According to the same source, to resolve finer structures, such as the photon rings predicted by general relativity, an even longer baseline is required. The distance between the Earth and the Moon, roughly 384,400 km, could unlock angular resolutions as fine as 0.85 microarcseconds.
Ring model images of 29 SMBH candidates (Table 1 excludes Sgr A* and M87*), ordered by their ring sizes. ©S. Zhao et al.
Six Black Holes Emerge as Strong Candidates for Lunar Imaging
The new study, available in ArXiv, identifies six supermassive black holes with shadow sizes and brightness levels detectable by a Moon-based array, assuming a 100-meter lunar telescope works in tandem with the EHT. These include M104, NGC 524, PGC 049940, NGC 5077, NGC 5252, and NGC 1052. The authors used geometric ring models to simulate visibility data and determine whether the first “null” in the visibility amplitude, a key indicator of a black hole shadow, would be measurable with the proposed configuration.
Among these, M104 (in the Sombrero Galaxy) stands out. Its shadow spans nearly 10 microarcseconds, and its radio flux at 230 GHz is around 198 mJy. According to the paper, even a modest 5-meter antenna on the Moon could detect the visibility nulls needed to confirm the presence of the shadow. NGC 1052, though having a smaller shadow of about 0.9 microarcseconds, is extremely bright, making it another high-priority target for sub-microarcsecond imaging.

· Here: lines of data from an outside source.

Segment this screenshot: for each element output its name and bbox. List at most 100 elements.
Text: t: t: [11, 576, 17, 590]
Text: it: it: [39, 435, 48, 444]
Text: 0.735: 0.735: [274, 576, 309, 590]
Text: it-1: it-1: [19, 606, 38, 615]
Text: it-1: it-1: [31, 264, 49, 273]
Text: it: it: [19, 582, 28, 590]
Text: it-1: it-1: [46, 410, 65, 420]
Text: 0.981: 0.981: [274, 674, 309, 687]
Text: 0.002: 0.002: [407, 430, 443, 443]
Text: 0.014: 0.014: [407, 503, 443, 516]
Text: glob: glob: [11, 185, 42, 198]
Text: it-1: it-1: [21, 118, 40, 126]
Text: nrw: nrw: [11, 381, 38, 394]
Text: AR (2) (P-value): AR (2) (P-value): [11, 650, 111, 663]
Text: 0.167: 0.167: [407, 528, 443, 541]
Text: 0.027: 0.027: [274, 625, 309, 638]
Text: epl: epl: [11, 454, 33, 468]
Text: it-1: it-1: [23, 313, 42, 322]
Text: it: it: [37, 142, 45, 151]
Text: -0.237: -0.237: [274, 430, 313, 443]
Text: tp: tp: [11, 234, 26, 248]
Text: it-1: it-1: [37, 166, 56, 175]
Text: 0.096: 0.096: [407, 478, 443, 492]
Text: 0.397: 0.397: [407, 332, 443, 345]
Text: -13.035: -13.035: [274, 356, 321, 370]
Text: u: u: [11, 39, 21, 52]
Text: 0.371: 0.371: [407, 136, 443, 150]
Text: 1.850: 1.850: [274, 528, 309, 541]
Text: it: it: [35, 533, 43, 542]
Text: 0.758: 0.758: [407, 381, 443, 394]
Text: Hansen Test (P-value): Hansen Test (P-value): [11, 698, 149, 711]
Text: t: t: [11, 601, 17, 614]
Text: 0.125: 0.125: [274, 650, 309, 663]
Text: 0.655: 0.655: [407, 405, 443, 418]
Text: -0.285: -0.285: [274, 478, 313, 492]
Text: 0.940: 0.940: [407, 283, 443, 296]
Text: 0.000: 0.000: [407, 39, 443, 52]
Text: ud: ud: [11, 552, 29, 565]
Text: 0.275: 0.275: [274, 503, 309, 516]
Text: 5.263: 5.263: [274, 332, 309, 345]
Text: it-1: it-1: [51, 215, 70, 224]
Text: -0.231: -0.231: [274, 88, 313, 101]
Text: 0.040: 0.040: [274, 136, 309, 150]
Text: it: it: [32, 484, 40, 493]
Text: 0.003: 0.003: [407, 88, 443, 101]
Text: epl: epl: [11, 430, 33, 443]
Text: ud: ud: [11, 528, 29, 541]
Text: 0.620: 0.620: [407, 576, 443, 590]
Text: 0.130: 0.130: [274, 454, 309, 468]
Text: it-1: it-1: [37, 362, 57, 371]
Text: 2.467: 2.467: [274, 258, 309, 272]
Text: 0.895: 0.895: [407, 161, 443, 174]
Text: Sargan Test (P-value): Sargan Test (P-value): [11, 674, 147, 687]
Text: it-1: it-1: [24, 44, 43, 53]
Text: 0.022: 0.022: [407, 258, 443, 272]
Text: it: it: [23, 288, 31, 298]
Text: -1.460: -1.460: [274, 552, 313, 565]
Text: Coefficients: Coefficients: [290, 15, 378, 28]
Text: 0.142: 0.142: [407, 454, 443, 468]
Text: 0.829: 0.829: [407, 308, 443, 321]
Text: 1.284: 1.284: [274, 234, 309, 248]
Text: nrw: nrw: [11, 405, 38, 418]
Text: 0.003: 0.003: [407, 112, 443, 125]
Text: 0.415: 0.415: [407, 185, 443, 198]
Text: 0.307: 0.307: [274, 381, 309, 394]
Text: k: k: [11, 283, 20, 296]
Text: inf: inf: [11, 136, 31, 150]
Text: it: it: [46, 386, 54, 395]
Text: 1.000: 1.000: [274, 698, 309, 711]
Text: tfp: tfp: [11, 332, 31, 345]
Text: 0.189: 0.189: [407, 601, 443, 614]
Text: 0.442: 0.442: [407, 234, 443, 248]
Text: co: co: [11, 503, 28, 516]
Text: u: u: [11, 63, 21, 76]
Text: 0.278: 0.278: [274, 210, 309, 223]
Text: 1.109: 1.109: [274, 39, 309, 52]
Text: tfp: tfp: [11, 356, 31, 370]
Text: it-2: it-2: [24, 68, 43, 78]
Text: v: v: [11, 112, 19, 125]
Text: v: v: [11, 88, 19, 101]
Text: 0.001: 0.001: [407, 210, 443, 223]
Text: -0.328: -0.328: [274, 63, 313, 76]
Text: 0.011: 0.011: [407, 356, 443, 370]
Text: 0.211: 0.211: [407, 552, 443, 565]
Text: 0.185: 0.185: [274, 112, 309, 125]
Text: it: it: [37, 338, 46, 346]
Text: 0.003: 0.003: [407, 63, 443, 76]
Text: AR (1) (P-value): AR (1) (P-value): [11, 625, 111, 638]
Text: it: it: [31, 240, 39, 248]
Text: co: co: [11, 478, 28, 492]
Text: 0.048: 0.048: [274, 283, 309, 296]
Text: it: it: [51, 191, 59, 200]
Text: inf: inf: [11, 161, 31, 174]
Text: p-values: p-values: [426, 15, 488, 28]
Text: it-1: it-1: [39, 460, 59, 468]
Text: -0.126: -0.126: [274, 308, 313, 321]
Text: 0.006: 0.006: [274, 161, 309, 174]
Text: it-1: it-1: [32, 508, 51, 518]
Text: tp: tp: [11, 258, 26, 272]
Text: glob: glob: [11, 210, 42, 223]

Conversely, the detection of NGC 5252 is more challenging. The source is faint, and uncertainties in its mass and distance mean its shadow could fall outside the observable baseline range, even with a 100-meter lunar dish. The authors emphasize that visibility data (not traditional images) would be the key method for detection in such sparse array configurations.
Map of telescope sites on the Moon. ©S. Zhao et al.
Site Selection and Technical Limitations Remain a Major Hurdle
The Moon offers several promising locations for radio astronomy. The authors evaluated five candidate sites: two on the near side (including the historic Apollo 11 and Chang’E-5 landing zones), two on the far side, and one at the lunar south pole. The site labeled S1, located at the lunar antipode (the point farthest from Earth) was selected for detailed simulation due to its optimal visibility of all 31 black hole candidates listed.
Observing from the lunar far side has a critical advantage: it’s shielded from Earth’s constant stream of radio interference. This would allow cleaner, uninterrupted data collection, provided the elevation angle of targets is above 15 degrees. According to the study, placement at equatorial or mid-latitude sites provides up to 11 days of visibility for most sources during a lunar sidereal month, while polar sites like S5 could continuously observe southern sky targets but miss those in the north entirely.
In terms of hardware, antenna size is directly tied to detection limits. At 230 GHz, a 5-meter lunar dish can detect only about half of the proposed black hole targets. A 100-meter dish, while more technically demanding, satisfies the sensitivity requirement for all 31 candidates. The study outlines that for the strongest targets, including M104 and NGC 5077, a baseline formed with ALMA (Atacama Large Millimeter/submillimeter Array) would allow detection with even smaller antennas.
While we’re still decades from building radio observatories on the Moon, the scientific payoff is clear. A Moon-Earth baseline would extend our reach into the darkest regions of the cosmos, allowing scientists to study black hole shadows with resolution levels that could put Einstein’s general relativity to its sharpest test yet. According to Zhao et al., this next step in space-based interferometry could unlock visibility data for black holes across our cosmic neighborhood, something impossible from Earth alone.